Once the specimen is collected, it is securely transported to a clinical laboratory for testing, she said.
“Packaging for shipping and delivery is done according to federal guidelines that are already in use for many pathogens being routinely tested,” Adams said.
“If a patient tests positive, we will notify the patient, their physician, and all the appropriate officials in government who are tracking this outbreak,” she said. “Our physicians will decide on an appropriate course of care based on the severity of the symptoms being experienced by the patient.
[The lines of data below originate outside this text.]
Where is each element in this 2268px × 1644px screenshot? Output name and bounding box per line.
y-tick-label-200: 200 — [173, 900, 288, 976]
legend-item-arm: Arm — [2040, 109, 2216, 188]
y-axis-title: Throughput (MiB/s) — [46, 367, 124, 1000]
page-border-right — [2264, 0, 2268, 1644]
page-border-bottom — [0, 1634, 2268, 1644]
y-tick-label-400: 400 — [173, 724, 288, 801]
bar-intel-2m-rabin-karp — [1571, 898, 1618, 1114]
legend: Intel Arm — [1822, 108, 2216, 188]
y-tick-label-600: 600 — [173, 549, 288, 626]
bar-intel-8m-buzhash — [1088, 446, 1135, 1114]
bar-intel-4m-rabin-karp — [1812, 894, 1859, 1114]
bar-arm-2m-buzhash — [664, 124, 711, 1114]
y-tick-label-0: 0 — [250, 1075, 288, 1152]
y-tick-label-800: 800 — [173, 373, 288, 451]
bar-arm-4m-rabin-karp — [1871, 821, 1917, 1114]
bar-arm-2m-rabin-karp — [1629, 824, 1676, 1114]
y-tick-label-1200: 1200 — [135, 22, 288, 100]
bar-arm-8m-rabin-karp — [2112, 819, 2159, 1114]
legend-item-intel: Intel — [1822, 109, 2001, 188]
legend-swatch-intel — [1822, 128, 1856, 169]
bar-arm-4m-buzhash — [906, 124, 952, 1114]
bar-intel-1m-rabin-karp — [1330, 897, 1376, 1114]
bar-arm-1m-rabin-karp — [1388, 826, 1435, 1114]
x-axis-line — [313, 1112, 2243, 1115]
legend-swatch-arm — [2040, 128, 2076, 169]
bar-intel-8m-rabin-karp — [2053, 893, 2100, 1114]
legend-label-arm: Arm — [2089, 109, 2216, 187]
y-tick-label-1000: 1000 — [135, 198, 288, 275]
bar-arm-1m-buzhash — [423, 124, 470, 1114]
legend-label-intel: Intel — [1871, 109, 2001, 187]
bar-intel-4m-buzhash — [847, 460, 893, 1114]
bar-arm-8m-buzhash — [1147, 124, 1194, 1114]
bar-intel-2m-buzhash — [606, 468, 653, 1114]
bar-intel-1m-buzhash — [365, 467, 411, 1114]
Sometimes that will mean care at home, other times it will be at a UPMC Western Maryland.”
Adams said it’s important to remember that most people infected with the virus will not have severe or disabling symptoms.
“Those patients do not need to be in emergency departments or inpatient settings,” she said. “We are making sure that everyone gets the care they need.”
Gerald Goldstein, senior vice president and chief medical officer, said COVID-19 specimen results being processed through Quest Diagnostics are taking more than six days due to limited capacity.
“Therefore, UPMC Western Maryland will be implementing a new protocol for sending specimen collections for inpatients who are suspected of having the COVID-19 virus,” he said via email.
“Once the lab receives a specimen for COVID-19 testing, the order will be reviewed by UPMC Western Maryland’s command center team including the chief medical officer, the infectious disease physician and infection prevention nurses. The team will review the clinical data to see if the specimen collection is appropriate to be sent to the state lab. By doing this, we are hoping the results from the state lab will be returned in less than 48 hours.”
As of Thursday, UPMC Western Maryland had collected 135 specimens to be tested for the disease. None were positive for COVID-19.
In addition to Quest, laboratories being used locally are LabCorp, and the Maryland Public Health Laboratory in Baltimore, Allegany County Health Officer Jenelle Mayer said.
“Positive results must be reported to the Allegany County Health Department,” she said via email.
ACHD will notify the public when there is a COVID-19 case in the county.
Waiting time for test results varies depending on the lab used.
“We have seen cases where it takes more than a week,” Mayer said. “Labs must now prioritize tests for: hospitalized patients, symptomatic health care and emergency services personnel, symptomatic patients in congregate living facilities such as nursing homes, and high-risk unstable patients whose care would be altered by a diagnosis of COVID-19.”